In what appears to be a self-serving decision for Washington state, its supreme court delivered an adverse ruling regarding the validity of the contractual agreements between the Washington Public Power Supply System and some of the 88 participating utilities.

The devastating ruling absolved the Washington municipalities and public utility districts from their "take or pay" contractual agreement to service the debt on $2.25 billion worth of bonds for the construction of WPPSS nuclear projects No. 4 and 5.

Eileen Austen, a savvy municipal analyst who has followed the situation for Drexel Burnham Lambert, feels that the decision will have several effects. First, she feels that default becomes a virtual certainty.

However, default may not come until January, as funds are available with the trustee to meet the July interest payments. Second, there will be increased pressure on WPPSS to file for Chapter 9 bankruptcy. If this occurs, all five projects will be forced into bankruptcy, which cannot be entered into by the individual projects.

Next, Austen feels that the prospect of WPPSS obtaining financing to complete project No. 3 has been rendered virtually nonexistent.

Fourth, other joint action agencies--two or more utilities combined to provide cost-effective electric power--are going to feel the impact of the court's decision in the marketplace.

Finally, and extremely important, Austen thinks that there is a possibility underlying all of this that the security behind the bonds of projects No. 1, 2, and 3, could also be affected. She refers here to the Springfield, Ore., lawsuit in which the validity of the "net billing" agreements was challenged.

The district court ruled that these agreements were valid and enforceable. However, in light of the state supreme court's ruling, the decision of the district court will probably be appealed, and the potential challenge to the validity of these "net billing" contracts is not yet removed.

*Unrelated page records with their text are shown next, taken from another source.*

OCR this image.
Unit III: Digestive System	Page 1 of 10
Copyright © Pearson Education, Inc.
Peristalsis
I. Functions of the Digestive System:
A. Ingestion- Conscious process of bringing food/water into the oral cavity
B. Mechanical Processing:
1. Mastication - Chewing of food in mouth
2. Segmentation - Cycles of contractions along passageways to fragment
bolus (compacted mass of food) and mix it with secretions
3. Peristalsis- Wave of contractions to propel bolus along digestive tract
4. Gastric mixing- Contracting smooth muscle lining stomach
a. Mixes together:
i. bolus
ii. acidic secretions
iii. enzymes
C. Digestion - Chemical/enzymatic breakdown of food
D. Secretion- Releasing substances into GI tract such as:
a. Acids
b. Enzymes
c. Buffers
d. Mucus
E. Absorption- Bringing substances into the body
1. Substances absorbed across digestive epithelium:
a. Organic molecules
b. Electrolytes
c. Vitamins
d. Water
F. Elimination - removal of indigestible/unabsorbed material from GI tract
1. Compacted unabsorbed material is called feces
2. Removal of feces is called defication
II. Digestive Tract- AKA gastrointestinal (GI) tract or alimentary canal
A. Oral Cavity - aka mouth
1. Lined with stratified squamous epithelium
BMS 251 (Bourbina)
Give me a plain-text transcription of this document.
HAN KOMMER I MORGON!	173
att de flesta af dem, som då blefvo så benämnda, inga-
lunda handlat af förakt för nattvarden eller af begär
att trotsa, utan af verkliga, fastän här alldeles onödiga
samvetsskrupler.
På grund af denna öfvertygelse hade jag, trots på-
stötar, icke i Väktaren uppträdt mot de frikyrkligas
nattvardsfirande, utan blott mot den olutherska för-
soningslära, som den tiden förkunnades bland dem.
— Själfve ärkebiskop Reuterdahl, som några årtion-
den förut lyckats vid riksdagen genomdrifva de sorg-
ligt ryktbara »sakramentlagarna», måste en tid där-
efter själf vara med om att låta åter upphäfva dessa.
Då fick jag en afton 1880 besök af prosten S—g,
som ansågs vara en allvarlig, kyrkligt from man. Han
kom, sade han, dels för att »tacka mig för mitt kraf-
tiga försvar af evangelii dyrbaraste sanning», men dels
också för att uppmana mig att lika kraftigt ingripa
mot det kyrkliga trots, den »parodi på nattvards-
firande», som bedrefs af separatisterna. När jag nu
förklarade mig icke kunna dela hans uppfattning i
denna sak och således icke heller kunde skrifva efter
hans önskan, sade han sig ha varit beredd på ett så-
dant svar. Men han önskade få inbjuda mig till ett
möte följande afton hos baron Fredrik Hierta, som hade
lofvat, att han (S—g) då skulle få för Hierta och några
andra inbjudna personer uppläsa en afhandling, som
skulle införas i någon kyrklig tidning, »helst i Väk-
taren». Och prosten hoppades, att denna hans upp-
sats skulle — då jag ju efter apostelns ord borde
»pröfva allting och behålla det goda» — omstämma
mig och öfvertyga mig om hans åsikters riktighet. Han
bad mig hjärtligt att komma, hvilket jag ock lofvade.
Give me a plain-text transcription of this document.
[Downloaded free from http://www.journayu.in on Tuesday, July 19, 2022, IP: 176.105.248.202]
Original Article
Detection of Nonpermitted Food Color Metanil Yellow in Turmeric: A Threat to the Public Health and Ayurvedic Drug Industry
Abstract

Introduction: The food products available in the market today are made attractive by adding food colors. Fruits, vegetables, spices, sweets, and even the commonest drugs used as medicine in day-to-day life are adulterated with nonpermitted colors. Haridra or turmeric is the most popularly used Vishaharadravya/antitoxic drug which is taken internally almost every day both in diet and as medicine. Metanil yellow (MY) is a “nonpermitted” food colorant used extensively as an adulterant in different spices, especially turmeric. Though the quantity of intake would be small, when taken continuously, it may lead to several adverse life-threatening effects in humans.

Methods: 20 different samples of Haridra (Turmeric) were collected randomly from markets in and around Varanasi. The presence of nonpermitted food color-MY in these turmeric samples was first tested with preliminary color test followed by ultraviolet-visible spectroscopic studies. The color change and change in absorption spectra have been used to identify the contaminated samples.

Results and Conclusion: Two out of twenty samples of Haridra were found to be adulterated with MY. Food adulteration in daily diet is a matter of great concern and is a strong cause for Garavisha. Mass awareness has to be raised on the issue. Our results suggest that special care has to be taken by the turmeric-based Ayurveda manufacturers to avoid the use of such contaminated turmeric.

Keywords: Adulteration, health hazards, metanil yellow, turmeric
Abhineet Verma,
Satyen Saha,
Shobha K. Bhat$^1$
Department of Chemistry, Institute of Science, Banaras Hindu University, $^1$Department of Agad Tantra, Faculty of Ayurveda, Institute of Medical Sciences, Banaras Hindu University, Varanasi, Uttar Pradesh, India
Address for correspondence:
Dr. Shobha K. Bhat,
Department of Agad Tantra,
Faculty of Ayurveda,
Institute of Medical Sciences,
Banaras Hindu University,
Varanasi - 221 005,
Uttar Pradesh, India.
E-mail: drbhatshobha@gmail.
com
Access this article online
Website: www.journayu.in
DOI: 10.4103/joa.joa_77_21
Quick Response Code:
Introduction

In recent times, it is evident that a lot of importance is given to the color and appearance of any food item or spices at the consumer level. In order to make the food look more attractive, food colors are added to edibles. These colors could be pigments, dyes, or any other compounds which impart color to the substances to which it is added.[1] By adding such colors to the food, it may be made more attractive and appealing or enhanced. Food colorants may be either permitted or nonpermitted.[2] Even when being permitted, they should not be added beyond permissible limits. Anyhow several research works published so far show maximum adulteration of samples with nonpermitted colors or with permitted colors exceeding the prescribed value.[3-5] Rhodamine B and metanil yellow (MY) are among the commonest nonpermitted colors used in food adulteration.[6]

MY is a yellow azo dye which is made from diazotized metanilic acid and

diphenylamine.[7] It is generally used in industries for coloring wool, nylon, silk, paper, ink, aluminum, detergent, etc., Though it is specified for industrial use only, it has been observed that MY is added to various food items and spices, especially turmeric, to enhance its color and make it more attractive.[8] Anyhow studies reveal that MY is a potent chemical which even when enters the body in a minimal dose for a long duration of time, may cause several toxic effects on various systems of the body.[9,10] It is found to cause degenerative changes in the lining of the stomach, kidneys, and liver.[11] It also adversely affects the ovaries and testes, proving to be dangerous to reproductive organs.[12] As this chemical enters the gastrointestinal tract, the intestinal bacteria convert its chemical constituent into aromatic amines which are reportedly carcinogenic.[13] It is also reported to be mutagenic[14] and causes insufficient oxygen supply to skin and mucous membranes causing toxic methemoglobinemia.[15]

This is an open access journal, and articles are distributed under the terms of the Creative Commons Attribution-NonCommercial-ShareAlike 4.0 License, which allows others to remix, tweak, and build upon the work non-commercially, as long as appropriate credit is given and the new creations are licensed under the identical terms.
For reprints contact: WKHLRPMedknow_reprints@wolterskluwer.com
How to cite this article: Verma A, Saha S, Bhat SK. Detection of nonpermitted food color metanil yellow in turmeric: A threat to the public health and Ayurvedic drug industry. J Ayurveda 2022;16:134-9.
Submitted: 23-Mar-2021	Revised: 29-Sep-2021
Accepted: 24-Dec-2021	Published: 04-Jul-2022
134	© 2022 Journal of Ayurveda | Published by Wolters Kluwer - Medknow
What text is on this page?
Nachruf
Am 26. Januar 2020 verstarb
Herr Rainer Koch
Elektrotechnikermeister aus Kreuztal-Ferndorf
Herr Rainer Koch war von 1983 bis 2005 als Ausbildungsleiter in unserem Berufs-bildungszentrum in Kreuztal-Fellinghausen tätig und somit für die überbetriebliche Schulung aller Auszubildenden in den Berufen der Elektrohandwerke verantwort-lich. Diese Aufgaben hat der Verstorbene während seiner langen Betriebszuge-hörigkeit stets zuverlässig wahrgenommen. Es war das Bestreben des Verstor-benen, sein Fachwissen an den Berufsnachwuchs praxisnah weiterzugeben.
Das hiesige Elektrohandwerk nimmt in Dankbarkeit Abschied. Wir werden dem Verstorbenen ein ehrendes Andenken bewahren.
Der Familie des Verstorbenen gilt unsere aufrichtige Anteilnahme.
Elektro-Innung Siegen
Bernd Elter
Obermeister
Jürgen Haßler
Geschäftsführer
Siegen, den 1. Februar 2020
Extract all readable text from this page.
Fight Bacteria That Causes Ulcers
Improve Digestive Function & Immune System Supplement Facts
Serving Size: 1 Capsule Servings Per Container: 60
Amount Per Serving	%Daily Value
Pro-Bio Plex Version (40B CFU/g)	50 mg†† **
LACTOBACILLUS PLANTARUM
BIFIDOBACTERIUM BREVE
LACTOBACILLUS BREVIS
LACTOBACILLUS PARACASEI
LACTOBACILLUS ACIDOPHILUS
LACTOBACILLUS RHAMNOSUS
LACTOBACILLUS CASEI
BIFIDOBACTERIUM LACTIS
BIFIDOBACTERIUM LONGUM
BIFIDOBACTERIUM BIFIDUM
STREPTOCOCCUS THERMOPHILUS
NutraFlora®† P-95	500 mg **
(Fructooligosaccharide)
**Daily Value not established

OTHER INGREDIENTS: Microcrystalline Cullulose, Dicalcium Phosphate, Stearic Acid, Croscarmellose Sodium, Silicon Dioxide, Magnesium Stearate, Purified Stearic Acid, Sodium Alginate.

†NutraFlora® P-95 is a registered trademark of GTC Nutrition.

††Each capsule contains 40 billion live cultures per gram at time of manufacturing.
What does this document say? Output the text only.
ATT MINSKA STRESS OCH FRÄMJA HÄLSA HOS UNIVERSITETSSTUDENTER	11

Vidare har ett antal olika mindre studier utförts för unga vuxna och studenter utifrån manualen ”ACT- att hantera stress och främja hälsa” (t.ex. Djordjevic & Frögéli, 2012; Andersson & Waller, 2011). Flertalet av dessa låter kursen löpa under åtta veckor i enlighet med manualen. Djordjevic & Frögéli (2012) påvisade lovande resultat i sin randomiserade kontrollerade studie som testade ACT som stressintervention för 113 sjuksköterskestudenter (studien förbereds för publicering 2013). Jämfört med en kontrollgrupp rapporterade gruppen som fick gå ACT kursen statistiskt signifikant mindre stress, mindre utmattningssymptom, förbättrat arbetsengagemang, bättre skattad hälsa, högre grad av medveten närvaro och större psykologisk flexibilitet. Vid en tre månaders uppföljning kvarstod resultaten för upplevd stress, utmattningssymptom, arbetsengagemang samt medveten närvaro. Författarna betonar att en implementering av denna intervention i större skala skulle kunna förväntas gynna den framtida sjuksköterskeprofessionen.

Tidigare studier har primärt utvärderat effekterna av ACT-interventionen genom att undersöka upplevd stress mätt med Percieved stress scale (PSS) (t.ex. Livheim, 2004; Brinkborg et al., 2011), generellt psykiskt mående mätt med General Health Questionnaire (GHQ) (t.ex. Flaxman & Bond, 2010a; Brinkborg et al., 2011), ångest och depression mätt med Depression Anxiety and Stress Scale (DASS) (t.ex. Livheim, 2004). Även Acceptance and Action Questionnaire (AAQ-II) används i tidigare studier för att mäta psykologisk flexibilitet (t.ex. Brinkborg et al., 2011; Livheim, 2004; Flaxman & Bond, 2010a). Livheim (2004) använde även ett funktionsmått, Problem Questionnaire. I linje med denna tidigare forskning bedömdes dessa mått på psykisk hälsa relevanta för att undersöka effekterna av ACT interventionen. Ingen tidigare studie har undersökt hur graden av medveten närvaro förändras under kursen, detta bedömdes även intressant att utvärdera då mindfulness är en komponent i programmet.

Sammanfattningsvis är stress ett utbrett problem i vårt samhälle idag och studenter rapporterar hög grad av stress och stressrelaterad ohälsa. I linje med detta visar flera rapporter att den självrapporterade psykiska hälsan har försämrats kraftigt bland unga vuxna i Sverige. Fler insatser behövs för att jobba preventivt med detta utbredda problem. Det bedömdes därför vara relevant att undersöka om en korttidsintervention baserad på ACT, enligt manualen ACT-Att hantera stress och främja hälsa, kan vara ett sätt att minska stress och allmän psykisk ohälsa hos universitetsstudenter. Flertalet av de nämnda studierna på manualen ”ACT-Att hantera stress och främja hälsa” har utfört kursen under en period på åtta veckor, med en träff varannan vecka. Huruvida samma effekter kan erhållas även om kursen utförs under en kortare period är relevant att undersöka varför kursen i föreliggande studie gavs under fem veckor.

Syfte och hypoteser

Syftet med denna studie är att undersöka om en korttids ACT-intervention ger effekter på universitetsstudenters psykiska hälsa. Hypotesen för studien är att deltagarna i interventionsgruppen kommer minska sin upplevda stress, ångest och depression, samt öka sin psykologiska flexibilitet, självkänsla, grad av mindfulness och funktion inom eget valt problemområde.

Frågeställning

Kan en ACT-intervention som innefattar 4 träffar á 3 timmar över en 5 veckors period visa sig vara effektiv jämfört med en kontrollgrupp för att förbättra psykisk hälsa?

In light of the above, Austen feels that besides holding one's breath, investors should sell bonds of projects No. 1, 2, and 3, and as far as 4 and 5 go, it's already too late. Investors could use the losses to offset profits in equities or other areas.

The Treasury market led the bond markets last week with a strong performance until Friday. This was a situation where technical forces, led by technicians and chartists, plus a boost from the likely reappointment of Federal Reserve Board Chairman Paul A. Volcker, overcame the strong fundamental forces of supply, a strong economy and rising monetary aggregates. In fact, strong buying resulted when the long bond traded down near the bottom of its trading range--94 1/2 or 11 percent. Buyers were hoping that prices would advance back to the top of its trading range--101 1/2 or 10.20 percent.

The Treasury will offer three issues this week in its end-of-quarter financing. A four-year note will be auctioned on Tuesday, a seven-year note on Wednesday, and a 20-year bond on Thursday. These issues will come in minimum denominations of $1,000 and should return 10.45 percent, 10.70 percent, and 11 percent, respectively. They may be subscribed to at no charge, at any of the Federal Reserve banks or at the U.S. Treasury in Washington, D.C.